EDITORIAL: Nigeria, AFCON And The No Show

Super Eagles
Super Eagles
Simply and painfully put, Nigeria’s Super Eagles will not be at next year’s African Nations Cup in nearby Equatorial Guinea to defend the cup they won in South Africa. Coming third in her qualifying group behind run away leaders, South Africa and surprise bundle, Congo, shut the door on the African Champions(?). It is a reverse form of history making because this is a competition that will go on without the defending champions who, having failed to get past those defeats in the hands of Sudan and Congo, booked her place in the African Football Hall of Shame.

Perhaps followers of Nigerian football who are disappointed by the performance of the Eagles have remained blind to the huff and puff nature of the Eagles’ performances all these years. Worse still, they arguably invested patriotic believe in the ability of a bunch of players masquerading as a team; even optimism in the abilities of those who administer football in Nigeria. For all of their resilient believe, the Eagles’ no show is the absolute wake up call that their enterprise has been a shadow chasing one.

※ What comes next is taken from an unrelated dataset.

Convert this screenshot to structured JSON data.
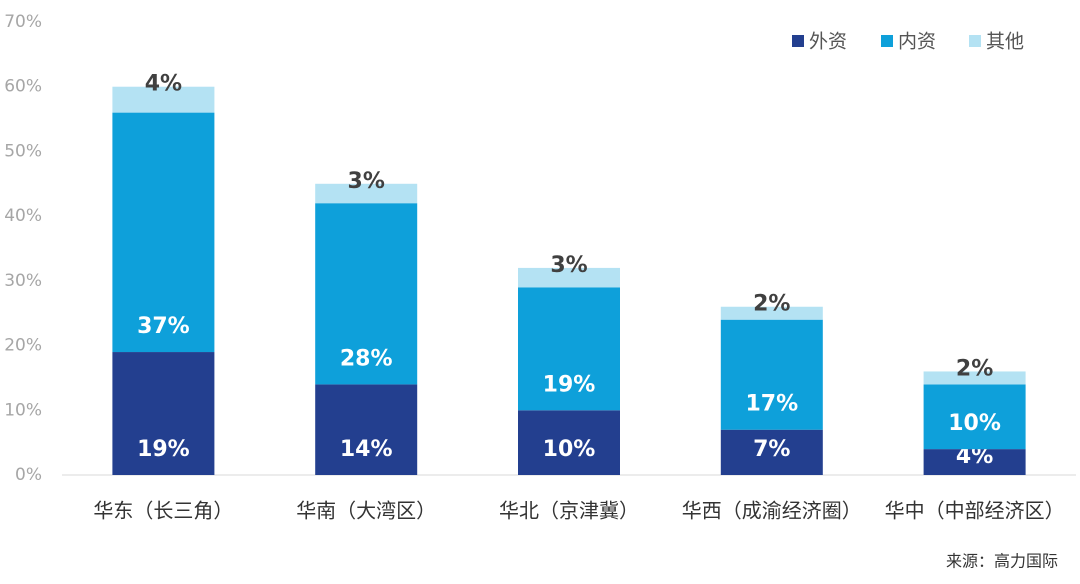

Let us put it clearly; of the full complement of squad members at Stephen Keshi’s disposal, how many command first team shirts in their clubs in Europe? It has become necessary to put this question forward because if these players are not good enough for first team positions in club sides, what then can they offer a nation? Perhaps too, we need to point out that, because Nigeria has in place a system that celebrates and rewards vain colorations, most players are selected to the team on the ‘strength’ of a bench warming appearance in several European and Asian club sides, to the disadvantage of the nation.

Again, the technical depth of the Eagles’ coaching crew is not stellar. We believe that for the two games that undid Nigeria’s chances in the qualifiers; the game away to Sudan and the Congo game in Calabar, more mobile players should have been handed starting roles considering the intense nature of both games. Playing against a Sudanese team buoyed on by a packed full stadium, the Eagles allowed their opponents too much expression space which wore them out easily. Emmanuel Emenike was the lone striker who was fed no balls and had to always drop deep to pick up balls and begin the arduous journey to the Sudanese goal. Link up play was non-existent while failure was present. This strategy created room for that 42nd minute Bakri Abdulgadir header, beating goalkeeper Vincent Enyeama and confining the Eagles to this failure now upon us.

Calabar; we are not unaware of what happened in the buildup to the loss to Congo. While it was expected that the team will concentrate on the game at hand, most team members concentrated more on the vast and hidden pleasures of the ancient city. Whereas stern looking security men kept guard outside the Transcorp Hotel, women of easy virtue made their way into the camp and ‘helped’ the team unwind, just before a crucial game. We therefore had tired legs running on the pitch, losing the game and blaming instead the rainy nature of Calabar. Has there ever been a time when rain did not heavily fall in Calabar?

For the administration of football in Nigeria, more has happened in the court rooms than inside the Abuja Glass House of the Nigeria Football Federation. Not only has self been elevated over country among members, funds meant for programmes have been effortlessly pilfered with no reprimands; NFF has only been able to walk, bandaged. Were FIFA to completely look the other way, the NFF will have been run like every other thing Nigerian; corrupt, uninspiring, lacking focus but absolutely cocky in outlook.

Let us purposefully submit that, the inability of the Eagles to be on the football party to Equatorial Guinea is self-inflicted and represents a poor return on an equally poor preparation process. Those who want to make excuses can only regale themselves in the sophistry of the weak; “man no die, man no rotten”, and it still does not take away the reality that for the Super Eagles, it is a no-show in Equatorial Guinea and Nigerians must pay to watch a dance next year without her dancers.